Este professor universitário, com quem tive o prazer de conviver
ainda algum tempo, falava da falta de uma formação política capaz, facto que
fez com que aparecessem políticos feitos à pistola. Fiquei então a saber a
razão pela qual meu pai, quando se cruzava com a minha heroína, a saudava com
um viva. É que seu nome era Maria da Conceição da LIBERDADE. A tua honestidade
foi reconhecida (salvo o das más línguas, que sempre as houve). Tiveste a
felicidade de ainda viveres com teu marido poucos, mas felizes anos.
Meu pai faleceu sem nunca saberes quem eras. Poucas mais
vezes te vi, até que, há cerca de dez anos, fui questionado por uma pessoa onde
vivias, se eu seria o teu menino, responsável pela quebra de uma parte dos
vidros das tuas janelas. A teu pedido fui-te visitar e vi-te com cerca de 90
anos. Levava comigo um dos netos. Reconheceste-me e, sempre com esse teu
sorriso adorável, me afirmaste, “Os meninos da minha rua já têm netos”.
Pouco tempo mais viveste, parece que o esperavas, e passados
estes anos recordo-te com saudade, A MINHA DAMA MISTÉRIO que, nos anos 40, que
foi viver para a minha rua. Qual o porquê de hoje me lembrar de ti?
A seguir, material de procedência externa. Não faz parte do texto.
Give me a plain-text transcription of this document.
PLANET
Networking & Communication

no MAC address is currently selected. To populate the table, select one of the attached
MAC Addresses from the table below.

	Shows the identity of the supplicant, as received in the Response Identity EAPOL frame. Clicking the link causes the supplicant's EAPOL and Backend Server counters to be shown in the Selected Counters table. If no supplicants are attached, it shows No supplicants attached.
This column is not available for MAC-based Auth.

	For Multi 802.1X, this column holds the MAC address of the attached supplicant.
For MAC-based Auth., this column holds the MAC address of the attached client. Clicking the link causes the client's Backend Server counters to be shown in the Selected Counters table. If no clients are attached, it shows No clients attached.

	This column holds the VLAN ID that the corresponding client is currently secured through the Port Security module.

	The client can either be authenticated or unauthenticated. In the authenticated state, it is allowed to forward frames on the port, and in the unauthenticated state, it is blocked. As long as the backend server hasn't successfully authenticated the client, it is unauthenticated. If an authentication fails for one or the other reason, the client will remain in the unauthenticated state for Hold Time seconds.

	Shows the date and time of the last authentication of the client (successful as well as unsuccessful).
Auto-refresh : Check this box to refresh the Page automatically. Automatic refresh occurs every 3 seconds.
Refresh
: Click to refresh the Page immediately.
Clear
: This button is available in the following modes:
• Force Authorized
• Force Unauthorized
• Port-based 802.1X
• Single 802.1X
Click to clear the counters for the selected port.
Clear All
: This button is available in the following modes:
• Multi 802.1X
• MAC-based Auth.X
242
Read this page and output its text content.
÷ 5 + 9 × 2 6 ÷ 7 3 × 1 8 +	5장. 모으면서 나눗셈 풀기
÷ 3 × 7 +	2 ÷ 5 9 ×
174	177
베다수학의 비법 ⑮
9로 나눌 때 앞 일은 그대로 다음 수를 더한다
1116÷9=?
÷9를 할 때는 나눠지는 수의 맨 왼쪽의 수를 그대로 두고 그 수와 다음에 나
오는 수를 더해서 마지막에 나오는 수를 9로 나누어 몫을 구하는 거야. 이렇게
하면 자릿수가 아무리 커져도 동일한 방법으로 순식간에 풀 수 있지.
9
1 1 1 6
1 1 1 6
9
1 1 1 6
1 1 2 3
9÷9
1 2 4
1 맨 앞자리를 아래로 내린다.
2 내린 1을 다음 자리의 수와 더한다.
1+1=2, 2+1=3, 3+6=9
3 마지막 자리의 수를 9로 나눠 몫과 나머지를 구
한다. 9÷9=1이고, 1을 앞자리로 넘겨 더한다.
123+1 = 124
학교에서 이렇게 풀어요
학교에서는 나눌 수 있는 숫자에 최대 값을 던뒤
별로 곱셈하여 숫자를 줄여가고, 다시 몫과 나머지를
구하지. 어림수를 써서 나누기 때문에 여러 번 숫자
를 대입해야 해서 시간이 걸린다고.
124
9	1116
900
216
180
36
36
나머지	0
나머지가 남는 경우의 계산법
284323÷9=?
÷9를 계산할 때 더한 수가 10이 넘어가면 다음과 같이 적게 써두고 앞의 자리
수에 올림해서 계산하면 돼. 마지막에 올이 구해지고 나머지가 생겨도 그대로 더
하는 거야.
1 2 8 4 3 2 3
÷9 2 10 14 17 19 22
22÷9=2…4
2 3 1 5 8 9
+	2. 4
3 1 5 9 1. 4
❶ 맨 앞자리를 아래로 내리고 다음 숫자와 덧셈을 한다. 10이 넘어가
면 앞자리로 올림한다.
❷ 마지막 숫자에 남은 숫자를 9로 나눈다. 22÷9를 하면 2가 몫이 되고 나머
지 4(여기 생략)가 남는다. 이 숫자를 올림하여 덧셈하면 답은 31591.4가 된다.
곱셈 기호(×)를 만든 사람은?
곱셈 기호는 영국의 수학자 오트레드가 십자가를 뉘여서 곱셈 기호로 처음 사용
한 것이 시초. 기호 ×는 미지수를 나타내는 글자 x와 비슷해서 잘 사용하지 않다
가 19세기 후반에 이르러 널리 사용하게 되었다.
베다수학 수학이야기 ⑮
Talvez seja
o ter desfolhado o livro velhinho os meus amores de Trindade Coelho que,
carinhosamente, me ofereceste, e assim, começaste a ensinar-me a saborear e ler
os clássicos, e a fazer e tentar compreender a mensagem do conteúdo dos mesmos.
E com saudade transcrevo, amiga, um poema que adoravas declamar e cujo nome não
sabias:
Apaga-te, lua’
- lâmpada dos lírios e dos cães.
Não finjas de alma
Esta realidade violenta
Que me dói até ás raízes
Não pintes de mistério
Estas bocas de fome
Onde só há metafísicas de pão negro.
Não abras asas
Na planície das pedras
De fogo apodrecido.
Apaga-te lua’
Peço-te que te apagues’
Para os tímidos poderem amar á vontade na sombra
Sem olhos,
Para os humilhados de botas rotas cantarem serenatas
Às castelães de carne invisível,
Para as feias se entregarem nuas e abertas ao sexo
Da noite,
Para que os trémulos morrerem heróicos em barricadas
De imaginação,
Para os famintos devorarem com volúpia de vergonha o pão
Verde dos caixotes,
Para os cegos dizerem* Não vemos porque não há luar,
Para os mendigos sonharem em voz alta que são reis a
Arrastar mantos negros,
Para os escorraçados saírem dos canos lôbregos,
E forrarem o mundo de luz própria como as estrelas,
Para os ladrões velhinhos arrombarem as caixas das esmolas
Onde só os pobres deitaram moedas falsas,
Para os visionários mergulharam as mãos na noite
Em busca de outra lua sem vincos de caveira,
Para as mães das caves convencerem os filhos:«Moramos
Num palácio às escuras«
Ouviste, lua?
Apaga-te
-lâmpada dos cães e dos poetas magros
.
Ao LEMBRAR-TE passados estes anos, cito este poema, estejas
onde estiveres, MINHA DAMA MISTÉRIO DE 1940
José Mendonça, Janeiro de 2009
Com AMOR continuo a ler OS MEUS AMORES DE Trindade Coelho
Já tinha tido o privilégio de ler e ouvir esta história...mas gostei mais ainda desta vez!
ResponderEliminarObrigada Amigo.
Bjs.
Maria Mamede
Enterneci-me na primeira vez que li "A Dama Mistério" e ao reler a emoção permanece.